In order to facilitate my point more clearly, I will define the rather amorphous notion of culture as the socially transmitted behavior patterns, arts, beliefs, and institutions of a given society. Explaining the ways in which these beliefs are developed would take far more than the space here—in fact, the possibility that any scholar for surety can elucidate those ways appears quite remote. Suffice it to say that it takes thought and experimentation as well as a large degree of accidental exposure to unusual phenomenon. The end goal of said culture is entertainment, although not the type gleaned from a Mariah Carrey film, but the spiritual, emotional, intellectual, and physical entertainment prevalent in the every day life of modern times. One of the world’s most prevalent religions, Catholicism, required the work of over a millennia of scholars before cultural traditions became firmly entrenched.
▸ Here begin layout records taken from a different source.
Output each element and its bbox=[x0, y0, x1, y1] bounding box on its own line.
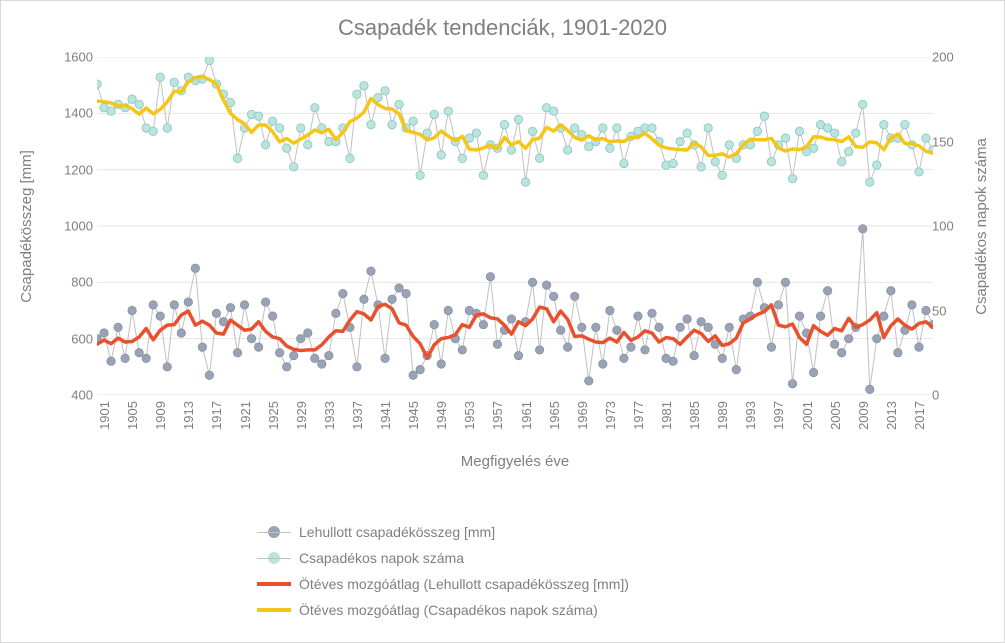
legend: Lehullott csapadékösszeg [mm] Csapadékos … bbox=[257, 519, 629, 623]
y2-tick: 0 bbox=[932, 388, 964, 403]
chart-container: Csapadék tendenciák, 1901-2020 Csapadékö… bbox=[0, 0, 1005, 643]
x-tick: 1949 bbox=[434, 401, 449, 430]
x-tick: 1969 bbox=[575, 401, 590, 430]
x-tick: 1921 bbox=[238, 401, 253, 430]
x-axis-ticks: 1901 1905 1909 1913 1917 1921 1925 1929 1933 1937… bbox=[97, 399, 933, 459]
y2-tick: 100 bbox=[932, 219, 964, 234]
y-axis-right-label: Csapadékos napok száma bbox=[970, 57, 992, 395]
y2-tick: 50 bbox=[932, 303, 964, 318]
x-tick: 2001 bbox=[800, 401, 815, 430]
x-tick: 1993 bbox=[743, 401, 758, 430]
y1-tick: 1400 bbox=[45, 106, 93, 121]
y-axis-left-label: Csapadékösszeg [mm] bbox=[15, 57, 37, 395]
x-tick: 1929 bbox=[294, 401, 309, 430]
y1-tick: 1000 bbox=[45, 219, 93, 234]
x-tick: 1989 bbox=[715, 401, 730, 430]
x-tick: 1913 bbox=[181, 401, 196, 430]
legend-label: Lehullott csapadékösszeg [mm] bbox=[299, 524, 495, 540]
legend-swatch bbox=[257, 524, 291, 540]
x-tick: 1901 bbox=[97, 401, 112, 430]
x-tick: 1973 bbox=[603, 401, 618, 430]
x-tick: 1905 bbox=[125, 401, 140, 430]
x-tick: 1961 bbox=[519, 401, 534, 430]
y-axis-left-label-text: Csapadékösszeg [mm] bbox=[18, 150, 35, 303]
x-tick: 1937 bbox=[350, 401, 365, 430]
y-axis-right-label-text: Csapadékos napok száma bbox=[973, 138, 990, 315]
legend-swatch bbox=[257, 602, 291, 618]
x-tick: 1977 bbox=[631, 401, 646, 430]
legend-item: Ötéves mozgóátlag (Lehullott csapadéköss… bbox=[257, 571, 629, 597]
y1-tick: 1600 bbox=[45, 50, 93, 65]
legend-swatch bbox=[257, 550, 291, 566]
x-tick: 1909 bbox=[153, 401, 168, 430]
x-tick: 1953 bbox=[462, 401, 477, 430]
legend-item: Lehullott csapadékösszeg [mm] bbox=[257, 519, 629, 545]
legend-item: Ötéves mozgóátlag (Csapadékos napok szám… bbox=[257, 597, 629, 623]
x-tick: 1985 bbox=[687, 401, 702, 430]
y2-tick: 200 bbox=[932, 50, 964, 65]
x-tick: 1941 bbox=[378, 401, 393, 430]
x-tick: 1945 bbox=[406, 401, 421, 430]
x-tick: 1965 bbox=[547, 401, 562, 430]
x-tick: 2005 bbox=[828, 401, 843, 430]
x-tick: 2017 bbox=[912, 401, 927, 430]
legend-swatch bbox=[257, 576, 291, 592]
plot-area bbox=[97, 57, 933, 395]
chart-title: Csapadék tendenciák, 1901-2020 bbox=[1, 15, 1004, 41]
x-tick: 2013 bbox=[884, 401, 899, 430]
legend-label: Ötéves mozgóátlag (Csapadékos napok szám… bbox=[299, 602, 598, 618]
x-tick: 1997 bbox=[771, 401, 786, 430]
x-tick: 1981 bbox=[659, 401, 674, 430]
legend-line-icon bbox=[257, 608, 291, 612]
legend-label: Csapadékos napok száma bbox=[299, 550, 464, 566]
x-axis-label-text: Megfigyelés éve bbox=[461, 453, 569, 470]
y-axis-right-ticks: 050100150200 bbox=[932, 57, 964, 395]
x-tick: 1957 bbox=[490, 401, 505, 430]
y1-tick: 800 bbox=[45, 275, 93, 290]
legend-item: Csapadékos napok száma bbox=[257, 545, 629, 571]
y-axis-left-ticks: 4006008001000120014001600 bbox=[45, 57, 93, 395]
x-tick: 1925 bbox=[266, 401, 281, 430]
y2-tick: 150 bbox=[932, 134, 964, 149]
x-tick: 2009 bbox=[856, 401, 871, 430]
plot-svg bbox=[97, 57, 933, 395]
legend-line-icon bbox=[257, 582, 291, 586]
y1-tick: 400 bbox=[45, 388, 93, 403]
x-tick: 1917 bbox=[209, 401, 224, 430]
y1-tick: 1200 bbox=[45, 162, 93, 177]
legend-label: Ötéves mozgóátlag (Lehullott csapadéköss… bbox=[299, 576, 629, 592]
y1-tick: 600 bbox=[45, 331, 93, 346]
chart-title-text: Csapadék tendenciák, 1901-2020 bbox=[338, 15, 667, 40]
x-axis-label: Megfigyelés éve bbox=[97, 453, 933, 470]
x-tick: 1933 bbox=[322, 401, 337, 430]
Catholicism, because of its strict doctrine and relatively recent advent is an excellent study for an example of “culture.” Considering that not long ago, nearly the entire population of a given civilization was consumed in gathering the biological necessities for human life, how were these scholars able to devote time to sheer thought and conception of tradition? Well, clearly they had a great deal of free time, free time that stems directly form the specialization of activity, gains from trade, and improvements in technology. In that sense, technologies are devices capable of encouraging culture. Return to the example of medieval improvements in crop yield. Following this invention, a farmer could support three times as many people from his land without a corresponding increase in effort and time. He could then sell his crops to others who could engage in alternate professions; others were no longer required by physical necessity to spend their hours in hunting or agriculture. The result was an immense boom in cities, artistic professions, religious study, government—in a word, culture.
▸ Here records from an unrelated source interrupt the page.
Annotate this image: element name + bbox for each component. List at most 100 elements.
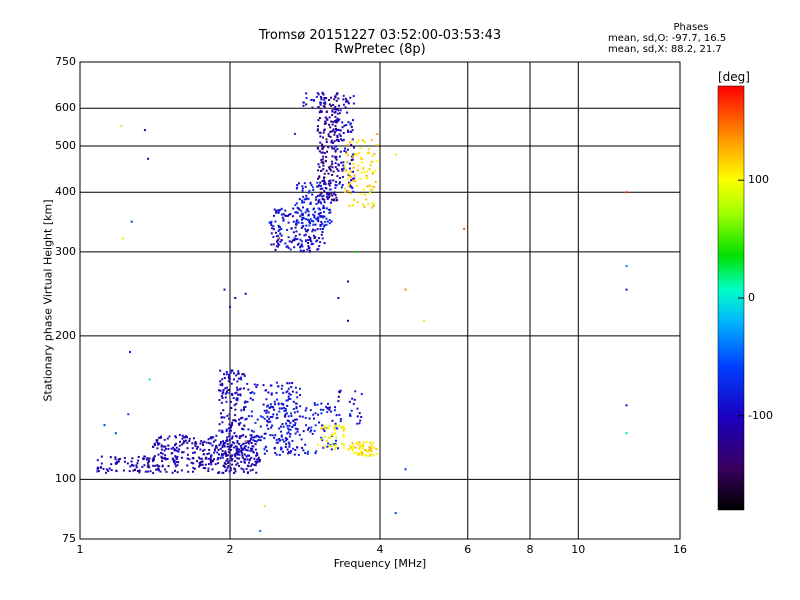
echo-point (306, 452, 309, 455)
echo-point (320, 233, 323, 236)
echo-point (345, 151, 347, 154)
echo-point (284, 437, 287, 440)
echo-point (335, 196, 338, 199)
echo-point (335, 439, 337, 442)
echo-point (338, 182, 341, 185)
echo-point (296, 206, 299, 209)
echo-point (341, 168, 343, 171)
echo-point (322, 408, 325, 411)
echo-point (231, 458, 234, 460)
echo-point (308, 417, 311, 420)
echo-point (271, 434, 274, 437)
echo-point (357, 139, 360, 142)
echo-point (346, 100, 349, 103)
echo-point (342, 164, 345, 167)
echo-point (296, 430, 299, 433)
echo-point (335, 155, 338, 158)
echo-point (248, 459, 251, 461)
echo-point (337, 169, 340, 172)
echo-point (318, 245, 321, 248)
echo-point (322, 207, 325, 210)
echo-point (219, 389, 222, 392)
echo-point (263, 448, 266, 451)
echo-point (129, 351, 131, 353)
echo-point (463, 228, 466, 230)
echo-point (422, 319, 425, 322)
echo-point (296, 211, 299, 214)
echo-point (208, 441, 211, 444)
echo-point (249, 392, 252, 394)
echo-point (117, 458, 120, 461)
echo-point (304, 409, 307, 412)
echo-point (196, 447, 198, 450)
phase-stat-o: mean, sd,O: -97.7, 16.5 (608, 33, 727, 44)
echo-point (196, 460, 198, 463)
echo-point (191, 442, 194, 445)
echo-point (245, 448, 248, 451)
echo-point (314, 211, 317, 214)
echo-point (331, 443, 334, 445)
echo-point (323, 129, 326, 132)
echo-point (237, 377, 240, 380)
echo-point (316, 443, 319, 446)
echo-point (322, 164, 325, 167)
echo-point (278, 427, 281, 430)
echo-point (348, 400, 351, 403)
echo-point (251, 450, 254, 453)
echo-point (247, 442, 250, 445)
echo-point (302, 430, 305, 433)
echo-point (331, 147, 334, 150)
echo-point (342, 425, 345, 428)
echo-point (307, 213, 310, 216)
echo-point (155, 440, 158, 443)
echo-point (248, 454, 250, 457)
echo-point (156, 439, 159, 442)
echo-point (289, 451, 292, 454)
echo-point (267, 411, 270, 414)
echo-point (256, 418, 259, 421)
echo-point (232, 446, 235, 449)
echo-point (226, 440, 229, 442)
echo-point (363, 441, 366, 444)
echo-point (146, 465, 149, 468)
echo-point (152, 464, 155, 467)
echo-point (404, 288, 407, 291)
echo-point (278, 410, 281, 413)
echo-point (331, 155, 334, 158)
echo-point (369, 164, 372, 167)
echo-point (241, 454, 244, 457)
echo-point (267, 391, 270, 394)
echo-point (303, 198, 306, 201)
echo-point (271, 416, 274, 418)
echo-point (228, 430, 231, 432)
echo-point (333, 131, 336, 134)
echo-point (241, 416, 244, 419)
phase-stats-box: Phases mean, sd,O: -97.7, 16.5 mean, sd,… (608, 22, 768, 55)
echo-point (199, 457, 202, 460)
echo-point (394, 153, 397, 156)
echo-point (120, 125, 123, 128)
echo-point (237, 370, 240, 373)
echo-point (309, 430, 312, 433)
echo-point (158, 436, 161, 439)
echo-point (312, 242, 315, 245)
echo-point (285, 422, 287, 425)
echo-point (256, 452, 258, 455)
echo-point (320, 220, 323, 223)
echo-point (309, 238, 312, 241)
echo-point (334, 424, 337, 427)
echo-point (174, 449, 177, 452)
echo-point (310, 240, 313, 243)
echo-point (287, 452, 290, 455)
echo-point (336, 134, 339, 137)
echo-point (229, 400, 232, 403)
echo-point (327, 135, 330, 138)
echo-point (286, 399, 289, 402)
echo-point (331, 194, 334, 197)
echo-point (356, 415, 359, 418)
echo-point (352, 190, 355, 193)
echo-point (360, 450, 362, 453)
echo-point (145, 458, 148, 461)
echo-point (231, 423, 233, 426)
echo-point (240, 378, 243, 381)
Everything that met the requirements of the above-defined “culture,” particularly during the Middle Ages, stems from the free time required for thought, contemplation, and production of artifacts. In that sense, technology, a primary driver of efficiency and disposable time along with economic concepts of specialization and gains from trade, has proven throughout to be very much an enabling device. In particular, those who believe the advancement of human culture to be the ultimate objective and destiny of human existence, owe a great deal to the liberating effects of technology on the development of culture.